PCB routing with ethernet PHY

Thread Starter

Gibson486

Joined Jul 20, 2012
360
I was looking over design resources for routing ethernet applications. One thing I am not sure about is the distance between the PHY and magnetics. Some design resources say route them as close as possible, but other ones says there has be an inch gap, at least. Also, I do not see any documentation of the requirements between the PHY and the micro. I see that they recommend termination resistors, but I do not see anything with regards to space between the PHY and micro. Any one have any experience (bad and good) with this?
 

kubeek

Joined Sep 20, 2005
5,796
I have routed magnetics on a 10/100/1000 switch a good 70mm away from the PHY and everyting worked well. Also, RGMII interface betweeen switch chip and additional PHY was about 50mm long and no issues either. All you basically need are usually series resistors on the RGMII output pins to match the 50ohm traces, and whatever the manufacturer recommends on the ethernet traces.
I have seen a working product where the 100mbit ethernet rx/tx data lines were transfered board to board on ordinary 100mil headers without a problem.
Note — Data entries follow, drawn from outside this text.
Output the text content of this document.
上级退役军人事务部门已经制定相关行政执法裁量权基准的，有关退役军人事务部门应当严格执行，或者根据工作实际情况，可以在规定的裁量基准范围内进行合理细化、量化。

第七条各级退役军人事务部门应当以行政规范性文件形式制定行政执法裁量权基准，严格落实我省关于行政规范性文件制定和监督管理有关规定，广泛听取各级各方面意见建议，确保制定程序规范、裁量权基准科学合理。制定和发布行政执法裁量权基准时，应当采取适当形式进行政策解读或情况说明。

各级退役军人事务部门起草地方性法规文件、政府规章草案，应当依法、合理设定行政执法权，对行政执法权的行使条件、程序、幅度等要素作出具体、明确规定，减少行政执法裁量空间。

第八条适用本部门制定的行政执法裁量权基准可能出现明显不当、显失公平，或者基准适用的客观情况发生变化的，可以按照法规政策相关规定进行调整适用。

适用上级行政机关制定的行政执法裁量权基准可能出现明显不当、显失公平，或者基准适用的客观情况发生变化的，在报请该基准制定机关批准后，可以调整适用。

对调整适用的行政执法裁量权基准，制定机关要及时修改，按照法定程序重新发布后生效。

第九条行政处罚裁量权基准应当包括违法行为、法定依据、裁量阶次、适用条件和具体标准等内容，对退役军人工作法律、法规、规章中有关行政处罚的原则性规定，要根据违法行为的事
Mind you there were no actual ethernet compliance tests performed on any of that, only a test with a 110m long cable to verify that it works good enough.
 

Thread Starter

Gibson486

Joined Jul 20, 2012
360
Thanks...I was thinking maybe I could put the micro on the other side if space is a concern, but that would mean I need vias. From the magnetics to the PHY that is undesirable, but I am not to sure about the PHY to the micro. i would imagine it would still be undesirable because of the high frequency.
 

kubeek

Joined Sep 20, 2005
5,796
vias are not such a problem, if you go outer layer to outer layer, and you keep the pairs the same and for the rmii keep the signals together for each direction.